I've seen bits and pieces of the announcements this week, in-between packing, loading, and cleaning and getting ready to move.
My trouble with Apple is that they never seem to finish anything any longer. I understand that they're big and important now, but the bugs are bigger and more frequent now. Pleasing the whole population by adding feature-after-feature, while ignoring the bug list just screams Adobe.
Apple does seem to test, when they feel like it, which is better than Google. Google only seem to test while they're creating their software. I have a 2013 Google Nexus 7 tablet with Android version 4.4.2 on it, and it seems to have all sorts of little issues which make the tablet unlikeable. Those little issues of course, are exacerbated by little issues in third party software.
I'm still having silly issues with (Mac) OS X 10.8.5, and 10.9.4 isn't ready yet, so I'm not moving. Equally, iOS 7.x seems buggy but Apple leaves mobile users hanging in the breeze quite often, security issues and all.
One thing that struck me that Apple gets it again is the mobile hotspot functionality that you can start from your Mac running Yosemite. When I use my iPhone 5c as a mobile hotspot, they have the cheesy little links icon to show that Apple products are happy together--at least, when they work together. (Do I seem more bitchy than usual? I'm not sure the lack of sleep is helping.)
For developers, the Swift language seems to be quite useful. The one thing that will cause resistance is that it's not one of the already-established languages. Microsoft copied a lot of Java to create C# but they had developers stuck in their development platform. Google has been grooming developers with their summer coding programs. Apple has often been knocking heads with developers, rather than courting them.
Mind you, Objective-C is a fine language, and it's been around since the mid-1980s. Apple extended it to work with C++ somewhat in Objective-C 2.0. Naturally, in the mid-1980s, C++ wasn't much. People were still coding in Pascal and making the switch to C.
However, all of those iOS game developers will like where Swift is going because of its interactivity, if it doesn't slow down performance or throughput in development. Remember CASE tools? Magic has its price.
I look forward to updating quite a lot and getting my hands dirty. I haven't done much independent development for a while, and if Swift can re-kindle my interest, all the better.
What if Apple was in your car, your house, and on everything mobile you had? Would it be a nightmare or a dream or both? My history with the company says that it would be both. "Two steps forward, one step back." always seems to apply.

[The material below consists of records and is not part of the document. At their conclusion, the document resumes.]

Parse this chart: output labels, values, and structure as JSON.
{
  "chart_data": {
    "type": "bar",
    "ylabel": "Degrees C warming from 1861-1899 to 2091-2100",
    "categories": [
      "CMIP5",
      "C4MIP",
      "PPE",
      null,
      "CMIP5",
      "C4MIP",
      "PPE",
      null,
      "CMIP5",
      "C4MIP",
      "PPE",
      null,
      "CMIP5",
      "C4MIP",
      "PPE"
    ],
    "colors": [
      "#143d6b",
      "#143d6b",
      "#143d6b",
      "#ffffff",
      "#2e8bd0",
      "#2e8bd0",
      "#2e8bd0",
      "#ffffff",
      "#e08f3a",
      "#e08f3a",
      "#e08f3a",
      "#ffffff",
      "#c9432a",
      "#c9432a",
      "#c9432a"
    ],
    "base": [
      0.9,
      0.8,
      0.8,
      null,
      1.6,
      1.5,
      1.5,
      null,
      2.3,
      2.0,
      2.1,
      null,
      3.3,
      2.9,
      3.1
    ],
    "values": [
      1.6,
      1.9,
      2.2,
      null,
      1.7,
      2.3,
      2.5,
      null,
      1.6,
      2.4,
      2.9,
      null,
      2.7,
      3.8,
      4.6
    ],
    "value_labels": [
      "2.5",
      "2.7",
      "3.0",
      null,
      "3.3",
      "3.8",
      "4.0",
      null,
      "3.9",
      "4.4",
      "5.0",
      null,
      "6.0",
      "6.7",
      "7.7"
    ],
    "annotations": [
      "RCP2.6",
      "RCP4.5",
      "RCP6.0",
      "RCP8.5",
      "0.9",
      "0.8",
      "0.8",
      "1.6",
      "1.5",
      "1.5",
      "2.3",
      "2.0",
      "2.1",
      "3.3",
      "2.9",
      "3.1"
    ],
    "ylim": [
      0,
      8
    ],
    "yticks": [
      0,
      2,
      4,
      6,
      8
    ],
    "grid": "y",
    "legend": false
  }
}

On the other hand, I don't see Google being much different, just in a different form. However, they have to deal with everyone who wants to create something from their open source code and still call it Android. By the way, have you seen anyone using a Chrome OS computer? I have not, though I expect my near future proximity to the San Francisco Bay Area may change that. (It's odd to see the new Maps for OS X practically pointing to my new home.) It's just that a lot of the country is still not connected so well. Google doesn't get that. Apple doesn't get that.